Сцепив руки за спиной, отец вальяжно подошёл и встал прямо напротив, даже не опасаясь, что я снова попытаюсь в него плюнуть. И я попыталась, но получила жёсткую пощёчину за секунду до этого и всё, что предназначалось отцу, улетело в сторону, на каменные плиты дороги. Щека отозвалась очередным приступом боли, но внимания на неё я не обратила. Взяв мой подбородок в руку своим излюбленным жестом, он снова заглянул мне в глаза, словно надеялся что-то в них увидеть. Во рту как раз скапливалась очередная порция для плевка. Лицо принца перекосилось от внезапного приступа злости, он отпустил мою челюсть и резко посмотрел на Эрика.
– Ты был здесь всё время? – сурово поинтересовался он, сверля солдата взглядом, но тот даже не шелохнулся.
– Нет, мой принц, я отлучался, но просил стражу у дверей дворца прислать кого-нибудь мне на замену, – спокойно отозвался мужчина.
– И кого присылали вместо тебя? – продолжил принц допрос солдата, а у меня создавалось впечатление, словно он ищет виноватого в том, что я ещё не валяюсь на плитах без сознания или около того. Отец явно хотел бы видеть меня совершенно без сил, не способной держаться и стоять на ногах, и пришёл второй раз за день именно с надеждой найти меня в таком упадническом состоянии, но не нашёл. Наоборот, заглянув мне в глаза, он увидел ярость, а ещё он увидел силы, которых хватило бы на плевок и подготовку второго.

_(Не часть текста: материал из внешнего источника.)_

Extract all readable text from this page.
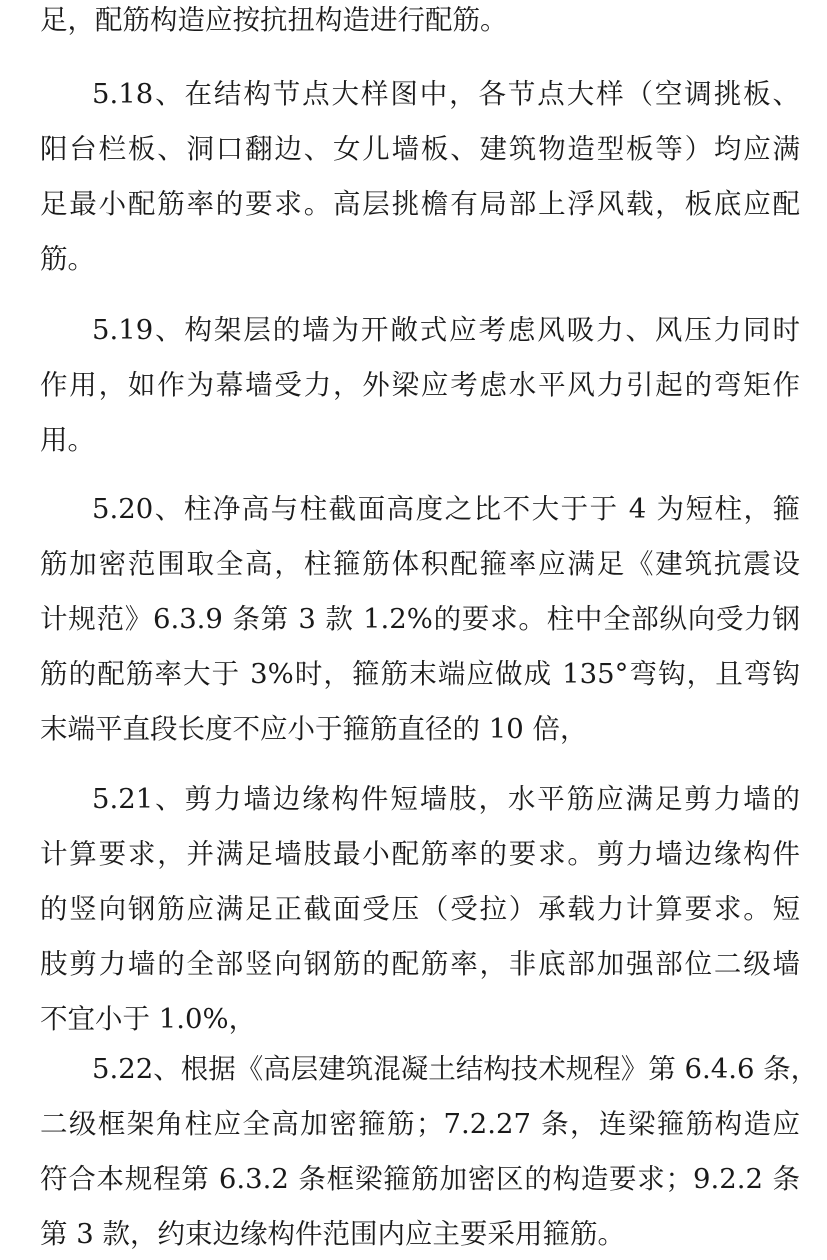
足，配筋构造应按抗扭构造进行配筋。
5.18、在结构节点大样图中，各节点大样（空调挑板、
阳台栏板、洞口翻边、女儿墙板、建筑物造型板等）均应满
足最小配筋率的要求。高层挑檐有局部上浮风载，板底应配
筋。
5.19、构架层的墙为开敞式应考虑风吸力、风压力同时
作用，如作为幕墙受力，外梁应考虑水平风力引起的弯矩作
用。
5.20、柱净高与柱截面高度之比不大于于 4 为短柱，箍
筋加密范围取全高，柱箍筋体积配箍率应满足《建筑抗震设
计规范》6.3.9 条第 3 款 1.2%的要求。柱中全部纵向受力钢
筋的配筋率大于 3%时，箍筋末端应做成 135°弯钩，且弯钩
末端平直段长度不应小于箍筋直径的 10 倍，
5.21、剪力墙边缘构件短墙肢，水平筋应满足剪力墙的
计算要求，并满足墙肢最小配筋率的要求。剪力墙边缘构件
的竖向钢筋应满足正截面受压（受拉）承载力计算要求。短
肢剪力墙的全部竖向钢筋的配筋率，非底部加强部位二级墙
不宜小于 1.0%，
5.22、根据《高层建筑混凝土结构技术规程》第 6.4.6 条，
二级框架角柱应全高加密箍筋；7.2.27 条，连梁箍筋构造应
符合本规程第 6.3.2 条框梁箍筋加密区的构造要求；9.2.2 条
第 3 款，约束边缘构件范围内应主要采用箍筋。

– Я не знаю, мой принц, когда я пришёл, здесь никого не было, – спокойствию Эрика можно только позавидовать, на его месте я бы уже выдала себя трясущимся и заплетающимся от страха языком. Только принц собирался ответить, как ночную тишину, нарушаемую лишь ставшими привычными звуками прибоя и криками чаек, пронзил резкий свист. Нож прилетел со стороны побережья, разрезав воздух, и нацелен он был прямо в спину принца, но тот вовремя упал на землю, прикрыв руками затылок.
Я не сразу поняла, что случилось. Боли не было, должно быть, потому, что я не воспринимала её, как нечто особенное и привыкла, что чувствую её всегда. Как и вкус крови во рту не показался неправильным, за последние дни он стал постоянным спутником и приелся до ужаса. Трясясь всем телом, я очень медленно опустила глаза и увидела, что лезвие пронзило мою грудь чуть ближе к правой стороне. Резная рукоятка зелёного цвета торчала ровно, подёргиваясь от каждого вдоха. Мне было нечем дышать, я задыхалась, понимая, что воздух не попадает в лёгкие, но я усиленно вдыхала его носом. По телу прокатилась волна судорог, которые я не смогла контролировать, а глаза так и норовили вырваться из орбит. Всё случилось в течение нескольких секунд, и даже Эрик не успел ничего сделать ради моего спасения, уж не говоря о двух других солдатах, стоявших чуть в стороне. Кто бы ни швырнул этот нож в принца с побережья, спасибо ему огромное, ведь этот человек только что исполнил мою самую большую мечту последних дней – убил меня.